Geneviève Auclair, M.D.
Médecin de famille, Inukjuak
Le bon coup de l’année :
Cette année, le Nunavik a atteint un sommet inégalé d’effectifs permanents en médecine familiale! On y compte maintenant plus de 55 médecins omnipraticiens détenant un PREM [plans régionaux d’effectifs médicaux]. La moyenne des 5 années précédentes était d’une quarantaine de médecins permanents, donc la hausse semble significative. Notre région a aussi été l’une des rares à pourvoir tous ses postes alloués au PREM 2024 en médecine familiale.

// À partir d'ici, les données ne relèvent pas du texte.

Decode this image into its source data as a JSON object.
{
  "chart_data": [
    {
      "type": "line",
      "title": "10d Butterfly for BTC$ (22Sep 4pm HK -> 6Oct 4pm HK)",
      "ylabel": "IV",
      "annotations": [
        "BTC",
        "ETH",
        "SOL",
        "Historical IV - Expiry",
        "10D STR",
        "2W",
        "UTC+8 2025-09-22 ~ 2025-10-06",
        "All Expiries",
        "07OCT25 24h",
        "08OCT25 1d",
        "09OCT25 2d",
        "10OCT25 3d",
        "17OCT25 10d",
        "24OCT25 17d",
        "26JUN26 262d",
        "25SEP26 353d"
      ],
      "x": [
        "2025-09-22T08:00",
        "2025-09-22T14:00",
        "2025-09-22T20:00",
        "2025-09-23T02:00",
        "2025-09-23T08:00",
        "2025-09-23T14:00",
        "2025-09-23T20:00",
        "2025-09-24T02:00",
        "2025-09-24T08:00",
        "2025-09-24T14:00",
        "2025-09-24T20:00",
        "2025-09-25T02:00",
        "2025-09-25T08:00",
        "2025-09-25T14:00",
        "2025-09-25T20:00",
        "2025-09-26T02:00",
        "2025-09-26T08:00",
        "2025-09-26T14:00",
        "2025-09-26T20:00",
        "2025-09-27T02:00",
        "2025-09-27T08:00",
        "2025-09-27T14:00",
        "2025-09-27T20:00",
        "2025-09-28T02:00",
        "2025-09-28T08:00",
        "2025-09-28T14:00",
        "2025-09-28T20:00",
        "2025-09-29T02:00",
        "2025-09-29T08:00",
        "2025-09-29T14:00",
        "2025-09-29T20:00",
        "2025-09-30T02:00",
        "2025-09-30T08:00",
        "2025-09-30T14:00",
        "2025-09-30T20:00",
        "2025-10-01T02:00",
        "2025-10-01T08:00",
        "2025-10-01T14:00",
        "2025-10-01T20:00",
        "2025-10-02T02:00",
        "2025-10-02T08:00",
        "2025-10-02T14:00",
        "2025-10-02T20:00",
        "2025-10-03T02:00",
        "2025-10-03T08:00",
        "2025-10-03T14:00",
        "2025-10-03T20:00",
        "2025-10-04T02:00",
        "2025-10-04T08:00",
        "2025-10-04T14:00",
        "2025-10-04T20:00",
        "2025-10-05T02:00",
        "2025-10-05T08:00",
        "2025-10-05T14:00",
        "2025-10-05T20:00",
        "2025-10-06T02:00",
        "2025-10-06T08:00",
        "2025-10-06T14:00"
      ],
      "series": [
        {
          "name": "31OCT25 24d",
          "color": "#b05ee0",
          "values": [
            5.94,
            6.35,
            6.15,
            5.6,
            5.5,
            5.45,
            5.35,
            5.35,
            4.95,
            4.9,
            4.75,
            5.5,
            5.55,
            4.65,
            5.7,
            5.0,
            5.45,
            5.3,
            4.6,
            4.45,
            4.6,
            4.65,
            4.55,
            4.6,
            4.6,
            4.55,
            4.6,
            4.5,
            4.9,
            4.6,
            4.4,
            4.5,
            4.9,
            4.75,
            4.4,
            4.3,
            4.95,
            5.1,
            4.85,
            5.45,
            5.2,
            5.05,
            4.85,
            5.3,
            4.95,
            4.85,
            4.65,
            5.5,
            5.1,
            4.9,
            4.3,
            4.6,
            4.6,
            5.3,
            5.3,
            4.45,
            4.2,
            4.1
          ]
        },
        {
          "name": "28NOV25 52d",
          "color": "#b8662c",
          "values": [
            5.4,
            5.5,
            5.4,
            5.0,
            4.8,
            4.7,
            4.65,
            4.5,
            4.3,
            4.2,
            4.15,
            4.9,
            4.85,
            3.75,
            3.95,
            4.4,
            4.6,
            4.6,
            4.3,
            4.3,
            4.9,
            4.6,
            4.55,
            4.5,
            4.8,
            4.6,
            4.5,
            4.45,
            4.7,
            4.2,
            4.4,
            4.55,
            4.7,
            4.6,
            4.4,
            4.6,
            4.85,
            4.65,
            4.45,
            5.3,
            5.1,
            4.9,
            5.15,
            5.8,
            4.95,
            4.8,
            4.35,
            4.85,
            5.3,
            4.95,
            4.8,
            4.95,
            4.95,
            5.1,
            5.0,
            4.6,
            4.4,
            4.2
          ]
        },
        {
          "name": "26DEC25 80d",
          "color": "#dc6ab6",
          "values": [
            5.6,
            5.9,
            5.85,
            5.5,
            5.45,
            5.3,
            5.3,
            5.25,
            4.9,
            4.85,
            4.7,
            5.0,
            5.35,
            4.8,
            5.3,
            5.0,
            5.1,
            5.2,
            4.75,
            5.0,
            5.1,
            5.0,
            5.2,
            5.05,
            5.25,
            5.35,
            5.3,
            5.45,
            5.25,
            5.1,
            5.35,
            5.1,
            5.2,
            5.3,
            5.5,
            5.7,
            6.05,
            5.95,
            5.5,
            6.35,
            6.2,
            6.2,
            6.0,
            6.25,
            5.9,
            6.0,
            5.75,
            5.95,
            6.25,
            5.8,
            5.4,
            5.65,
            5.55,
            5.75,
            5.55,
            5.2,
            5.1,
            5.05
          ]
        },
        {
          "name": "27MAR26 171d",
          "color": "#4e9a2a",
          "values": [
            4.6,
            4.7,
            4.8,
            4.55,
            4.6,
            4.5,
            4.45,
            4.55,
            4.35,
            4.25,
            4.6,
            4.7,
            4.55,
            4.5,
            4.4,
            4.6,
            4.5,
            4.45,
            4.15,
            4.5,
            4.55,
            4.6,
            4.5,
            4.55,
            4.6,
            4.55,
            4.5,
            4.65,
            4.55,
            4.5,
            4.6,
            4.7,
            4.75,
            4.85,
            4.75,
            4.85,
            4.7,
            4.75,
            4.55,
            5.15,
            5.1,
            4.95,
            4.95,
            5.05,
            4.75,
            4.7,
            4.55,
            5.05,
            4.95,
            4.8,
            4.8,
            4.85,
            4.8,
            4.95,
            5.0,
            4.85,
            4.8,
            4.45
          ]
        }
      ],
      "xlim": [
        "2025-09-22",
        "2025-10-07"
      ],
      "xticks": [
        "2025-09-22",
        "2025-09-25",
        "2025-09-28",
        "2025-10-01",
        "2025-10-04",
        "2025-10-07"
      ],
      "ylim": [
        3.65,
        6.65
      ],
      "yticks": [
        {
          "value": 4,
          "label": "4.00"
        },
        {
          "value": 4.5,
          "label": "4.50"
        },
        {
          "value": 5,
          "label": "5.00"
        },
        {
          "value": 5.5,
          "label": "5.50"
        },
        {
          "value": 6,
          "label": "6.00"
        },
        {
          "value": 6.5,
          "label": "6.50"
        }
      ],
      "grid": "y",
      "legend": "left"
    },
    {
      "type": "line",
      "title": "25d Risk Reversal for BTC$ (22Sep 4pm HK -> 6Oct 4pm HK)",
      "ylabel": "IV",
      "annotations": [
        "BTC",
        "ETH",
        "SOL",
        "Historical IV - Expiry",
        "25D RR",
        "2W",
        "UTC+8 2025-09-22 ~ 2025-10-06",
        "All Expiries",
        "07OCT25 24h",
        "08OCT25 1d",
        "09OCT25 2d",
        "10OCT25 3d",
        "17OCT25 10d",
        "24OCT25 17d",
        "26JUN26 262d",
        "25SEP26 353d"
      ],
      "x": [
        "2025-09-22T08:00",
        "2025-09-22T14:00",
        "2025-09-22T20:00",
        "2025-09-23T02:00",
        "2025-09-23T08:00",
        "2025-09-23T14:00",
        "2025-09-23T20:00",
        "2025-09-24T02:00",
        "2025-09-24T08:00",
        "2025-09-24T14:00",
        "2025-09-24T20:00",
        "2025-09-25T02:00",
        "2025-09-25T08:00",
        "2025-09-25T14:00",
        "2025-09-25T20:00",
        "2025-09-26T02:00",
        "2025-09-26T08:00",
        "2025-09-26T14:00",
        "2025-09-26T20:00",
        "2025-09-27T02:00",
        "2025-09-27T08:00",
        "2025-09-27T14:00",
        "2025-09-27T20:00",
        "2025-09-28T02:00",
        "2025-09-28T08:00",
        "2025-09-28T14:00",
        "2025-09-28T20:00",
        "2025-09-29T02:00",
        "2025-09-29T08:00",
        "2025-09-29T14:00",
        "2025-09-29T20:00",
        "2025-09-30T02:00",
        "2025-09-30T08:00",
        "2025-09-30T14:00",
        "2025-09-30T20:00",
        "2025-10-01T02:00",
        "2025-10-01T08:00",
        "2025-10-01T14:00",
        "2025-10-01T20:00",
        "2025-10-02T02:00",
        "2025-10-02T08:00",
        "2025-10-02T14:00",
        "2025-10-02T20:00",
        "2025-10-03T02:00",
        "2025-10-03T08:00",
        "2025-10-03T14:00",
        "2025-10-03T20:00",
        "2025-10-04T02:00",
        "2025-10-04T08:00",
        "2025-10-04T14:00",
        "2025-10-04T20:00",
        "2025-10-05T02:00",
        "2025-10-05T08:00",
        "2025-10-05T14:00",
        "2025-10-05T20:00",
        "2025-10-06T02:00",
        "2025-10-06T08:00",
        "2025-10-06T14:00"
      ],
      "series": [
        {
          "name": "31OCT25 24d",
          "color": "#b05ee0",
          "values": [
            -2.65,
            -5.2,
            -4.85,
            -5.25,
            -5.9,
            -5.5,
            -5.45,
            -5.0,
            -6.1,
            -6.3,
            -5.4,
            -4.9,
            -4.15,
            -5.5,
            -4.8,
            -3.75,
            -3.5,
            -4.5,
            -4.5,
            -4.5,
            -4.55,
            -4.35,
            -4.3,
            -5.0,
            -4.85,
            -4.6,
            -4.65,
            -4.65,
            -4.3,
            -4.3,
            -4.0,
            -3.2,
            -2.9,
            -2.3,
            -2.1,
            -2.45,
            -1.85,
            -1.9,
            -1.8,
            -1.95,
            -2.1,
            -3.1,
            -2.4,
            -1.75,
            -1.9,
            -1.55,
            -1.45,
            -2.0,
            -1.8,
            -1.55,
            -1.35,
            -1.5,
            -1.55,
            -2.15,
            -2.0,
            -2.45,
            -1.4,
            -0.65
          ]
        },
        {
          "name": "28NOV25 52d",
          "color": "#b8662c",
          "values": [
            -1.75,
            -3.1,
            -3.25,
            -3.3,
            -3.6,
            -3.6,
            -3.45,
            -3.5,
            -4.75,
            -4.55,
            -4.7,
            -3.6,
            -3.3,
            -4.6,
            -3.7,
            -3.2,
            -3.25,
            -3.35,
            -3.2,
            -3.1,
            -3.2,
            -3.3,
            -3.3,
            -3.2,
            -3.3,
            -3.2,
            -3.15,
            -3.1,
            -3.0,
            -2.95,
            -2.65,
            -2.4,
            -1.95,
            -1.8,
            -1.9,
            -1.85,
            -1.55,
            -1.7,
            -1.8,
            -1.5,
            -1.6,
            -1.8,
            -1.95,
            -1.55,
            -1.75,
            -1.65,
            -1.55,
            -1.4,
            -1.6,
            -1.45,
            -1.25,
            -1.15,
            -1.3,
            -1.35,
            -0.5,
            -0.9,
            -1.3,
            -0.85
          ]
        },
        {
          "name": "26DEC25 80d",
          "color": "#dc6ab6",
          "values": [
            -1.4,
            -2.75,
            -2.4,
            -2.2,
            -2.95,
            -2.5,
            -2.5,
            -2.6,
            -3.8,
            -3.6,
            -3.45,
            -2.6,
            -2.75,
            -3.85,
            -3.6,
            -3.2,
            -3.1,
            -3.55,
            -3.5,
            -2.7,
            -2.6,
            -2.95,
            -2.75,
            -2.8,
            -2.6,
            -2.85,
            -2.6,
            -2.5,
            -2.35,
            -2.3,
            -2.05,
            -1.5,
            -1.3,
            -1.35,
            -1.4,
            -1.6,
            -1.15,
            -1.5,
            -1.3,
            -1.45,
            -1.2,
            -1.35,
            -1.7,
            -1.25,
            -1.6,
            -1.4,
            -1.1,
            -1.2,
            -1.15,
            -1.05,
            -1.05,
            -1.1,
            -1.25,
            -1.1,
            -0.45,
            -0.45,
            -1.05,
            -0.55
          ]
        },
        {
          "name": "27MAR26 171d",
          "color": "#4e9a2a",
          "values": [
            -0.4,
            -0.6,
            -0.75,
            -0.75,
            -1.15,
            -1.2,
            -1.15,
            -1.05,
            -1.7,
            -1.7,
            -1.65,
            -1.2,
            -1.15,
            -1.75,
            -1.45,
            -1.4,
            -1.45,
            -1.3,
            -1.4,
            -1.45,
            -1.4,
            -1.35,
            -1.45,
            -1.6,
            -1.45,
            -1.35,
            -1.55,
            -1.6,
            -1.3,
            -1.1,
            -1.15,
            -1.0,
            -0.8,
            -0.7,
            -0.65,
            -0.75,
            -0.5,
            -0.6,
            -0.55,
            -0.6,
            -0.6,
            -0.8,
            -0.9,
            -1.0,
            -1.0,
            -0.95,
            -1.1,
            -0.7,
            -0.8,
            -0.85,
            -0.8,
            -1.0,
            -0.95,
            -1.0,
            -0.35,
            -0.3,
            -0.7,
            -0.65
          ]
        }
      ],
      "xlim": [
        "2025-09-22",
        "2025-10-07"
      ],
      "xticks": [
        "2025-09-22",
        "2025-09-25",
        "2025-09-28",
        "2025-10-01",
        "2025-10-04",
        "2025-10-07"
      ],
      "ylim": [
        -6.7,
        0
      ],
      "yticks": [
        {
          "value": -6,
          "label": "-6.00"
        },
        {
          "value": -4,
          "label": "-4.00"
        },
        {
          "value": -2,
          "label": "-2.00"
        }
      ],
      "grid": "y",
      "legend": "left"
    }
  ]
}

L’évènement qu’on préférerait oublier :
Ce n’est pas qu’on veut l’oublier, mais plutôt qu’on aurait grandement préféré qu’il en soit autrement. En 2023, l’incidence de la tuberculose au Nunavik dépassait déjà les 500 cas par 100 000 habitants. C’est 1 000 fois plus que pour les personnes non autochtones nées au Canada. Même si l’année n’est pas terminée, on sait déjà que 2024 fracassera ce taux, s’approchant des pays avec les incidences les plus élevées au monde.
La surprise de l’année :
Grâce à une collaboration entre deux organismes autochtones, Qavvivik et le Centre de santé autochtone Tiohtià:ke, la toute première clinique destinée aux Inuit1 à Montréal a ouvert ses portes cette année. J’ai le privilège de coordonner un groupe de médecins – dont je fais partie – qui s’y rendent tour à tour. Qavvivik est un organisme créé par et pour les Inuit vivant au sud de leurs territoires traditionnels, et qui vise à améliorer leur santé. Ses activités incluent entre autres du soutien aux personnes qui reçoivent des soins de longue durée dans la grande région métropolitaine et l’apport en aliments traditionnels aux femmes qui séjournent au Centre de naissances du CUSM.
Votre souhait pour 2025 :
J’aimerais voir des résultats concrets pour réduire les iniquités d’accès aux soins de santé. Au Nunavik, cela se traduirait par toute mesure qui permettrait à la patientèle de recevoir plus de soins délivrés par du personnel de la santé inuit, et plus d’investigations localement, telles que des radiographies ou des tests de laboratoire, sans avoir à se déplacer sur des centaines de kilomètres. Régionalement, l’accès à la tomodensitométrie permettrait aussi de réduire les transferts de personnes sur des milliers de kilomètres.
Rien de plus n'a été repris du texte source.